After revelations of Russian meddling in the 2016 presidential election, Maryland legislators passed a law that many believe has a laudable purpose: preventing foreign interference in local elections.
But its sweeping scope sparked a First Amendment outcry from more than a half dozen newspapers, including The Washington Post and The Baltimore Sun.
Now, a federal appeals court is being asked to decide whether the law goes too far. The 4th U.S. Circuit Court of Appeals is set to hear arguments in the case Wednesday.
The newspapers and the Maryland-Delaware-D.C. Press Association argue in a lawsuit that the statute violates the First Amendment because it requires them to collect and self-publish information about the sponsors of online political ads. It also requires them to keep records of the ads for inspection by the state Board of Elections.
U.S. District Judge Paul Grimm ruled in January that parts of the law appear to encroach on the First Amendment and granted a preliminary injunction to prevent the state from enforcing those provisions.
At issue is a requirement for online platforms to create a database identifying the purchasers of online political ads and how much they spend. The law, written to catch ads in smaller state and local elections, applies to digital platforms with 100,000 or more monthly U.S. visitors.
Grimm noted that the 100,000 threshold makes the Maryland law very broad when compared to a similar law passed in New York, which applies to digital platforms with at least 70 million monthly visitors. Grimm said Maryland's law is so sweeping that it covers not just Facebook and other social media sites exploited by foreign operators in 2016, but also many smaller and regional news websites. Washington state and California have also passed updated election transparency laws.
The newspapers argue the law amounts to the government telling the press what to publish, which violates the First Amendment. They also say the law won't prevent the kind of foreign interference seen during the 2016 election, when free postings on social media — not paid political ads on newspaper websites — were the primary means used to try to sow discord in the U.S. electorate.
"It compels newspapers to publish, regulates far more speech — and speakers — than necessary, and does nothing to combat actual foreign influence in our elections," said Seth Berlin, an attorney representing the newspapers.
But Maryland argues that the law does not infringe on the newspapers' right to exercise their editorial control and judgment.
"These modest burdens do not outweigh the State's important interests in electoral transparency, deterring corruption, enforcing the substantive requirements of the campaign finance laws, and protecting against foreign meddling in the State's elections," Assistant Attorney General Andrea Trento wrote in a legal brief.
The bill became law without the signature of Gov. Larry Hogan, who commended the law's goals, but said he had concerns about its constitutionality.
The newspapers also argue that the law would impose a financial burden.
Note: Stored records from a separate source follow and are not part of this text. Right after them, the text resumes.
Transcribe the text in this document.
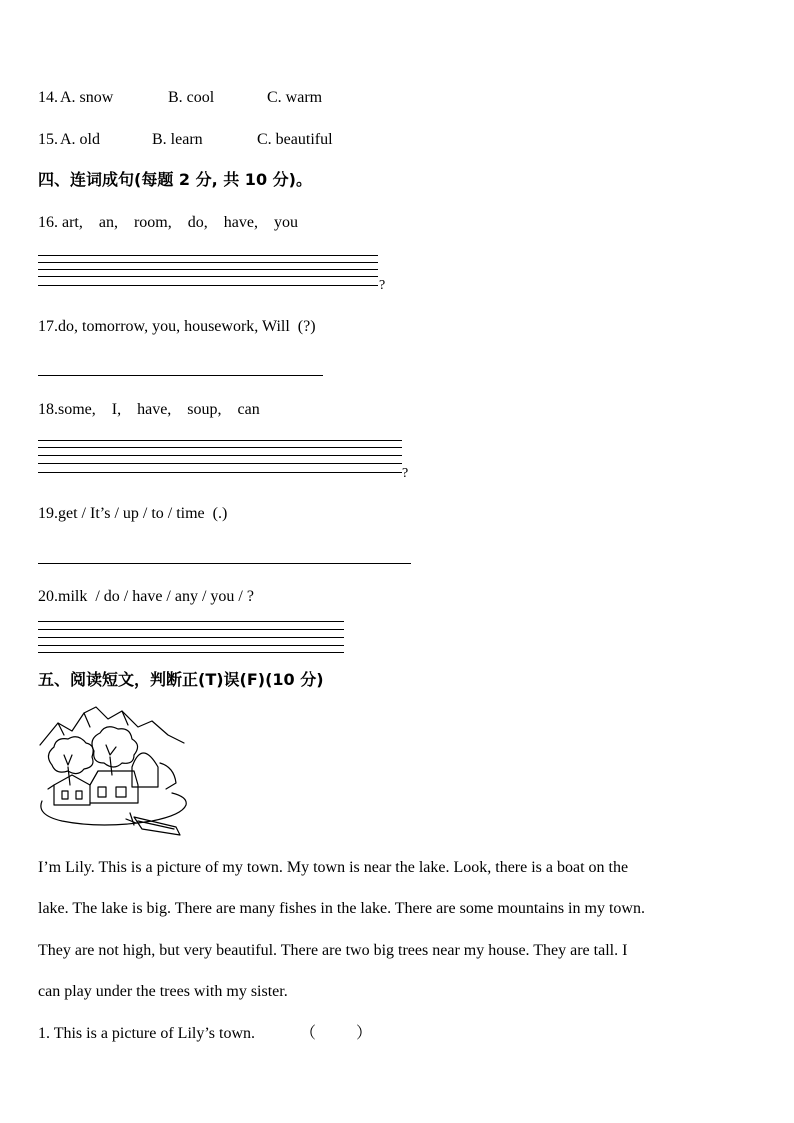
14. A. snow	B. cool	C. warm
15. A. old	B. learn	C. beautiful
四、连词成句(每题 2 分, 共 10 分)。
16. art,    an,    room,    do,    have,    you
?
17.do, tomorrow, you, housework, Will  (?)
18.some,    I,    have,    soup,    can
?
19.get / It’s / up / to / time  (.)
20.milk  / do / have / any / you / ?
五、阅读短文，判断正(T)误(F)(10 分)
I’m Lily. This is a picture of my town. My town is near the lake. Look, there is a boat on the
lake. The lake is big. There are many fishes in the lake. There are some mountains in my town.
They are not high, but very beautiful. There are two big trees near my house. They are tall. I
can play under the trees with my sister.
1. This is a picture of Lily’s town.	（          ）
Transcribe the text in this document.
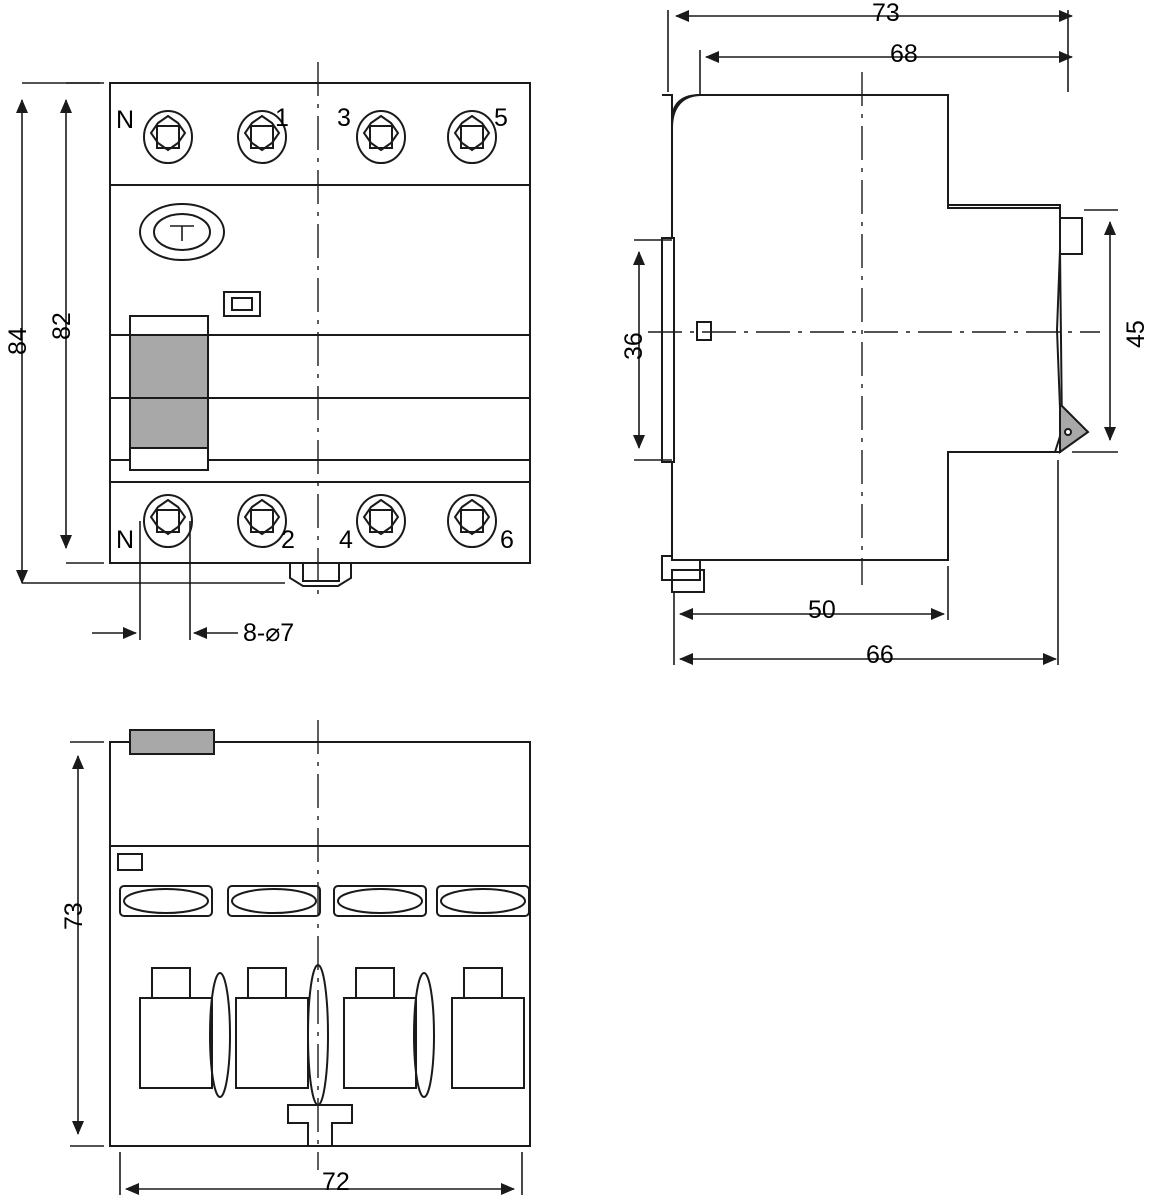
N	1 3	5
N	2 4	6
84
82
8-⌀7
73
68
36	45
50
66
73
72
Publishers of smaller newspapers say they would be especially hard hit and could be forced to choose between buying expensive software to comply with the law or refusing all online political advertising and losing that revenue.
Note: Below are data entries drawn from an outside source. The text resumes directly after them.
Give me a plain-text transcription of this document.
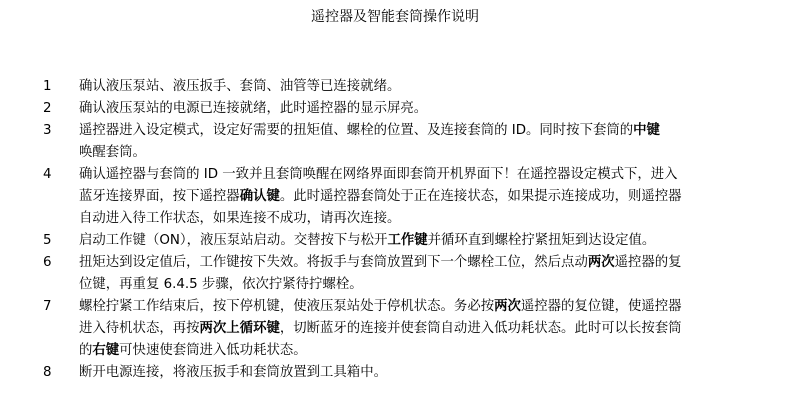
遥控器及智能套筒操作说明
1	确认液压泵站、液压扳手、套筒、油管等已连接就绪。
2	确认液压泵站的电源已连接就绪，此时遥控器的显示屏亮。
3	遥控器进入设定模式，设定好需要的扭矩值、螺栓的位置、及连接套筒的 ID。同时按下套筒的中键
唤醒套筒。
4	确认遥控器与套筒的 ID 一致并且套筒唤醒在网络界面即套筒开机界面下！在遥控器设定模式下，进入
蓝牙连接界面，按下遥控器确认键。此时遥控器套筒处于正在连接状态，如果提示连接成功，则遥控器
自动进入待工作状态，如果连接不成功，请再次连接。
5	启动工作键（ON），液压泵站启动。交替按下与松开工作键并循环直到螺栓拧紧扭矩到达设定值。
6	扭矩达到设定值后，工作键按下失效。将扳手与套筒放置到下一个螺栓工位，然后点动两次遥控器的复
位键，再重复 6.4.5 步骤，依次拧紧待拧螺栓。
7	螺栓拧紧工作结束后，按下停机键，使液压泵站处于停机状态。务必按两次遥控器的复位键，使遥控器
进入待机状态，再按两次上循环键，切断蓝牙的连接并使套筒自动进入低功耗状态。此时可以长按套筒
的右键可快速使套筒进入低功耗状态。
8	断开电源连接，将液压扳手和套筒放置到工具箱中。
More than a dozen news organizations and press advocacy groups, including The Associated Press, have filed legal briefs supporting the newspapers' challenge.
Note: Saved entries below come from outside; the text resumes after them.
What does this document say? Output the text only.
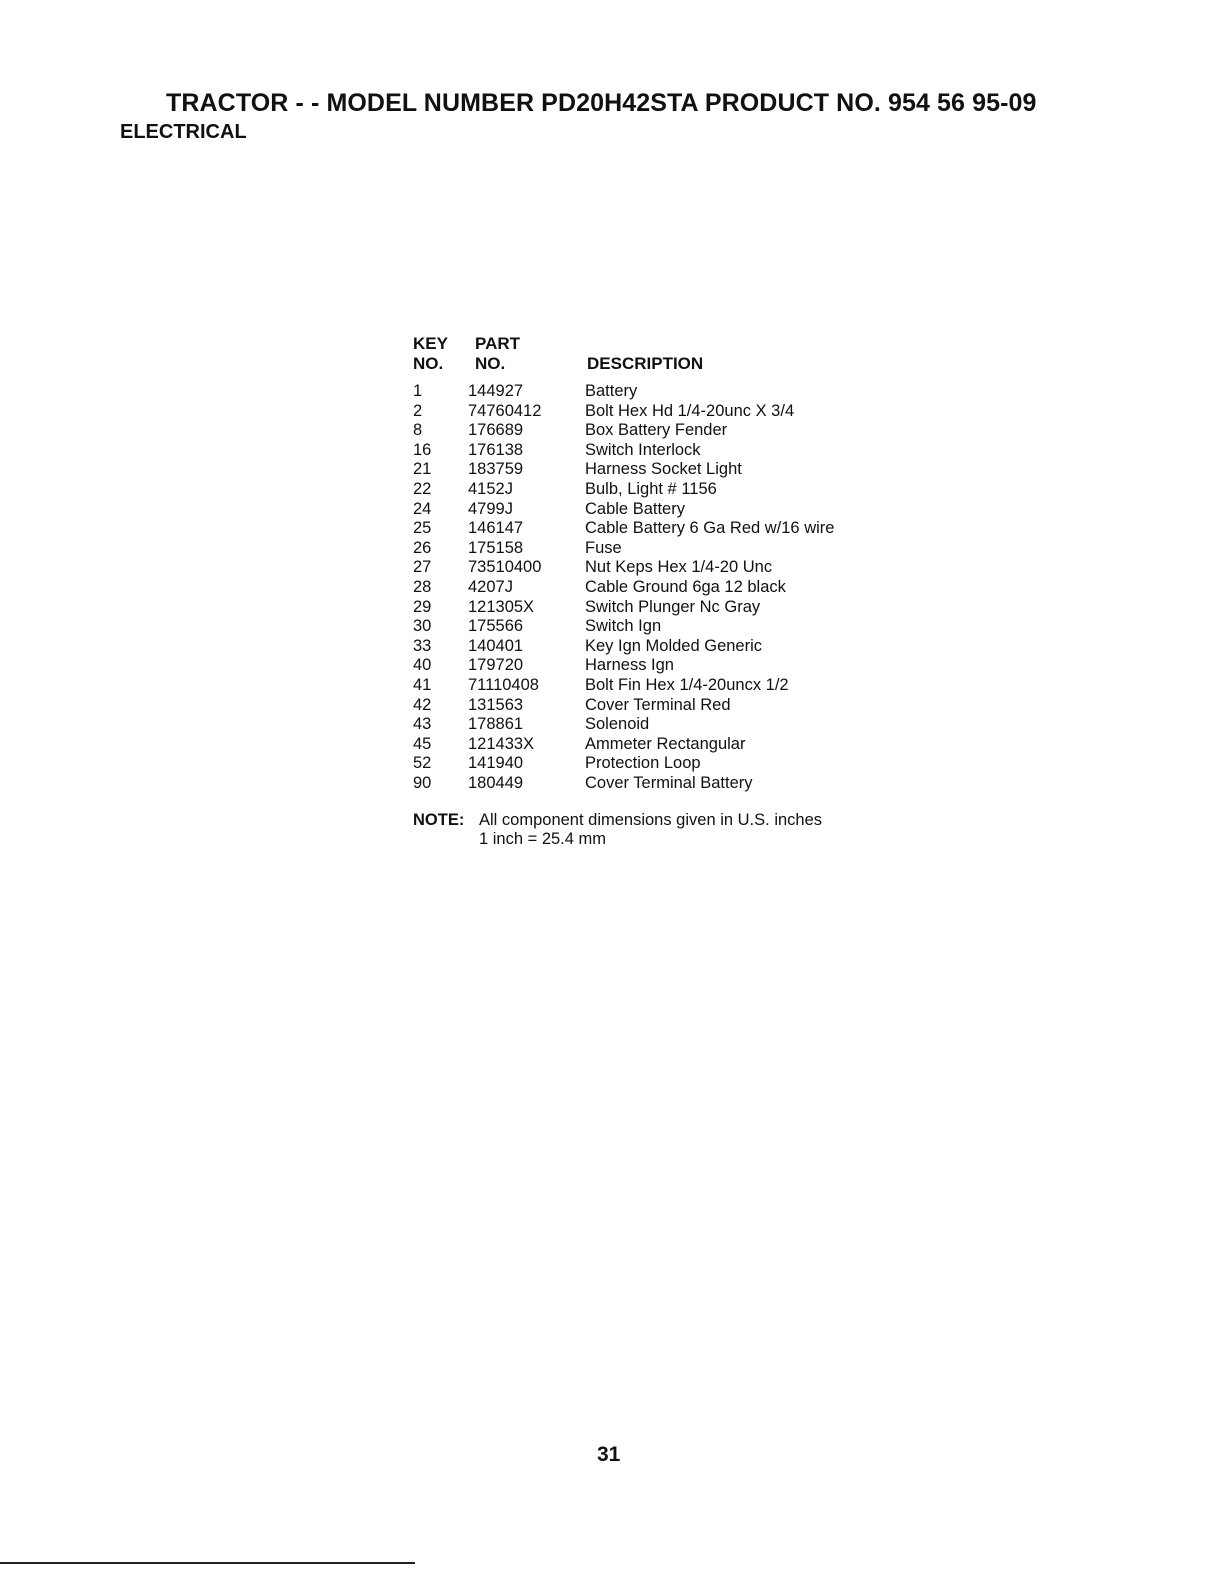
TRACTOR - - MODEL NUMBER PD20H42STA PRODUCT NO. 954 56 95-09
ELECTRICAL
KEY
NO.
PART
NO.	DESCRIPTION
1	144927	Battery
2	74760412	Bolt Hex Hd 1/4-20unc X 3/4
8	176689	Box Battery Fender
16 176138	Switch Interlock
21 183759	Harness Socket Light
22 4152J	Bulb, Light # 1156
24 4799J	Cable Battery
25 146147	Cable Battery 6 Ga Red w/16 wire
26 175158	Fuse
27 73510400	Nut Keps Hex 1/4-20 Unc
28 4207J	Cable Ground 6ga 12 black
29 121305X	Switch Plunger Nc Gray
30 175566	Switch Ign
33 140401	Key Ign Molded Generic
40 179720	Harness Ign
41 71110408	Bolt Fin Hex 1/4-20uncx 1/2
42 131563	Cover Terminal Red
43 178861	Solenoid
45 121433X	Ammeter Rectangular
52 141940	Protection Loop
90 180449	Cover Terminal Battery
NOTE: All component dimensions given in U.S. inches
1 inch = 25.4 mm
31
But the law has won support from a range of groups, including Common Cause Maryland and the Brennan Center for Justice at New York University's School of Law.
Dan Weiner, senior counsel for the Brennan Center's Democracy Program, said it is "entirely reasonable" to ask newspaper websites to comply with the same disclosure requirements as other online platforms selling political ads.
"Media organizations don't get out of otherwise applicable laws just because they happen to be media organizations," he said.
Maryland Del. Alonzo Washington, the bill's lead sponsor, said it is designed to ensure more transparency in Maryland elections.
"This coalition of newspaper and online media outlets, I think it's concerning that they want more transparency in politics and in government, but when it comes to folks purchasing ads on their websites, they don't think there's a need for transparency," Washington said.